The former Speaker is difficult to categorize. He didn’t do as well as he hoped (or the media expected a few weeks back). He would be the best bet for a fourth ticket, as he doesn’t represent a clear wing of the party (Corporatists have Romney and Huntsman; Social Conservatives have Santorum, Perry and Bachmann; Libertarians have Paul). As a Georgian, the timing of the South Carolina and Florida primaries should help him. Gingrich has some moderate tendencies, but not in temperament. He could have had the fourth ticket, but declaring that he’ll stay in the race to try to drag down Romney will drag him down.

Rick Perry:

As a social conservative from a southern state, Perry’s fifth place showing doesn’t necessarily have to end his campaign. Like Gingrich, the early South Carolina and Florida primaries should be to his advantage. Don’t expect much out of him in New Hampshire or in the more libertarian Southwest.

Michele Bachmann:

For a different candidate this year, a sixth place showing would not have to mean an end to their candidacy. Bachmann staked her candidacy on Iowa, though. She’s the one candidate from the mid-west, and an Iowa native. Her well-documented problems with factual accuracy probably didn’t help her.
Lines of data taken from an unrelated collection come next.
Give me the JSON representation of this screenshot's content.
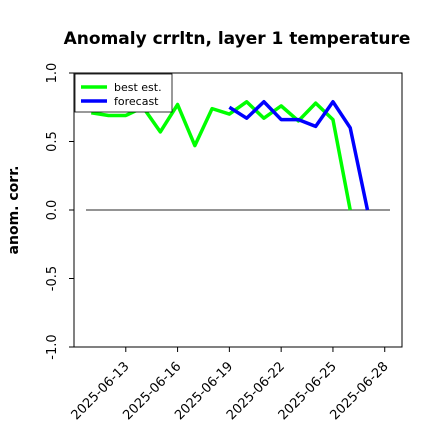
{
  "chart_data": {
    "type": "line",
    "title": "Anomaly crrltn, layer 1 temperature",
    "ylabel": "anom. corr.",
    "xlabel": "",
    "ylim": [
      -1.0,
      1.0
    ],
    "yticks": [
      "-1.0",
      "-0.5",
      "0.0",
      "0.5",
      "1.0"
    ],
    "xlim": [
      "2025-06-10",
      "2025-06-29"
    ],
    "xticks": [
      "2025-06-13",
      "2025-06-16",
      "2025-06-19",
      "2025-06-22",
      "2025-06-25",
      "2025-06-28"
    ],
    "highlighted_xtick": "2025-06-19",
    "highlight_color": "#228B22",
    "grid": false,
    "legend_position": "top-left",
    "reference_line": {
      "y": 0.0,
      "color": "#555555"
    },
    "series": [
      {
        "name": "best est.",
        "color": "#00ff00",
        "x": [
          "2025-06-11",
          "2025-06-12",
          "2025-06-13",
          "2025-06-14",
          "2025-06-15",
          "2025-06-16",
          "2025-06-17",
          "2025-06-18",
          "2025-06-19",
          "2025-06-20",
          "2025-06-21",
          "2025-06-22",
          "2025-06-23",
          "2025-06-24",
          "2025-06-25",
          "2025-06-26",
          "2025-06-27"
        ],
        "values": [
          0.71,
          0.69,
          0.69,
          0.75,
          0.57,
          0.77,
          0.47,
          0.74,
          0.7,
          0.79,
          0.67,
          0.76,
          0.65,
          0.78,
          0.66,
          0.0,
          null
        ]
      },
      {
        "name": "forecast",
        "color": "#0000ff",
        "x": [
          "2025-06-19",
          "2025-06-20",
          "2025-06-21",
          "2025-06-22",
          "2025-06-23",
          "2025-06-24",
          "2025-06-25",
          "2025-06-26",
          "2025-06-27"
        ],
        "values": [
          0.75,
          0.67,
          0.79,
          0.66,
          0.66,
          0.61,
          0.79,
          0.6,
          0.0
        ]
      }
    ]
  }
}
Her loss here would be like Romney losing in New Hampshire. Expect her fellow social conservatives, Rick Santoum and Rick Perry to benefit most from her withdrawal from the race.

John Huntsman:

Polling at one percent, it’s a bit of a surprise that Huntsman has stayed in the race. He has a lot in common with Mitt Romney (which is probably part of the reason he hasn’t been the leading “Not Romney” candidate yet). Between their Mormon faith, and moderate/corpoartist platforms, Huntsman’s challenge continues to be differentiating himself from Romney while separating himself from President Obama.